HINDU MYTH, HINDU HISTORY: RELIGION, ART, AND POLITICS
By Heinrich von Steitencron,
Permanent Black, Rs 695

Heinrich Von Steitencron, one of the premier Indologists today, has several works in German on India and the Indian culture. The ten articles accommodated in this volume represent a handful of his published papers ' mostly translated from German.

Steitencron's concern in these articles is with the myth-making potential of the Hindu religion, or more specifically, with the 'political economy' of myth-making. This is contingent upon the power relations and the dominating impulse of socio-religious groups. In the first article itself ' titled 'Political aspects of Indian religious art' ' Steitencron shows how political upheavals and dynastic rivalry have been instrumental in causing steady or sudden shifts of motifs in the artistic representations of myths. Take, for example, the Gangadhara image of Lord Shiva or the Varaha incarnation of Lord Visnu.

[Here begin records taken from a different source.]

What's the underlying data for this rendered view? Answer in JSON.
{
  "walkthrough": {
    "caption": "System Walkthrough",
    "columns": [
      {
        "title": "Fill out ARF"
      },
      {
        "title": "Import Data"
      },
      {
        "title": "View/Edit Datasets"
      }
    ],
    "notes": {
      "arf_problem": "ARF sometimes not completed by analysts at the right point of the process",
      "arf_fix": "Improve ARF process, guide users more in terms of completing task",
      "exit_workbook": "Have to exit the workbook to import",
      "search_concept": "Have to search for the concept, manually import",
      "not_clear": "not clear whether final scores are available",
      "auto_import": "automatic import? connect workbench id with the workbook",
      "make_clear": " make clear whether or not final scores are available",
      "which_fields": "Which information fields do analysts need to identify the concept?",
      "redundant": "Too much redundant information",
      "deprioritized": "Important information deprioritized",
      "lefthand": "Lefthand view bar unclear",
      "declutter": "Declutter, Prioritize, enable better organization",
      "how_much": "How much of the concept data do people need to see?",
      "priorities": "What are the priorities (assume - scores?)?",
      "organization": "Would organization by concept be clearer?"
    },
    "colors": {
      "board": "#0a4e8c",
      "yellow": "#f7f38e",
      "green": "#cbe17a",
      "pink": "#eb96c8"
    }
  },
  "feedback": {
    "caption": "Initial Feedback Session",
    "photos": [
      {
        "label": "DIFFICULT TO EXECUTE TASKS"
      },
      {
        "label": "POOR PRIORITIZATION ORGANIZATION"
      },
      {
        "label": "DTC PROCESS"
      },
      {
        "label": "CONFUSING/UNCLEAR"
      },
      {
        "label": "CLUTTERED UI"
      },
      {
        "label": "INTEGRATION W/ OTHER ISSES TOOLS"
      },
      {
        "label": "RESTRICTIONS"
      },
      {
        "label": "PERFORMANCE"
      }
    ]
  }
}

'Calculating religious decay' is also an interesting article in that it demonstrates how kaliyuga, proclaimed in the Visnu Purana as the age of decay, serves as a 'problematic', eliciting dual responses (of sorrow and hope) from Bhakti cults.

Steitencron deals with the Bhairava myth, highlighting various 'facts' of this Hindu deity which kept changing, following the battle of supremacy between the Vaisnavites and the Shaivites. The myth of goddess Durga is explored in another chapter, with special attention to the historical evolution of the goddess' iconography over the centuries. Steitencron sedulously mines Puranic texts and examines rock reliefs and temple sculptures to trace the changing iconography.

The author also shows parallels between Akbar's syncretic religious policy and his political reforms, emphasizing that Akbar's eclecticism was informed with his non-radicalism in that he had never attempted to propound his din-i-illahi as the state religion.

The last three articles of the book chart out the long, eventful career of the term Hinduism. The author stresses that the word 'Hindu' (then spelt 'Hindoo') was coined by Europeans in the 19th century from Persian texts and Mughal administrative vocabulary to imply the heathens. Europeans blundered in presupposing Hindus as an integrated people, and Indian nationalists borrowed that flawed notion to further their nation-building programme. Steitencron in his lucid, jargon-free prose, projects Hinduism not as a religion in the European sense, but as a dharma, meaning a way of life. Synthetic if not syncretic, accommodative if not assimilative ' Steitencron analyses Hinduism with an authority which goes beyond intellectual pettifoggery.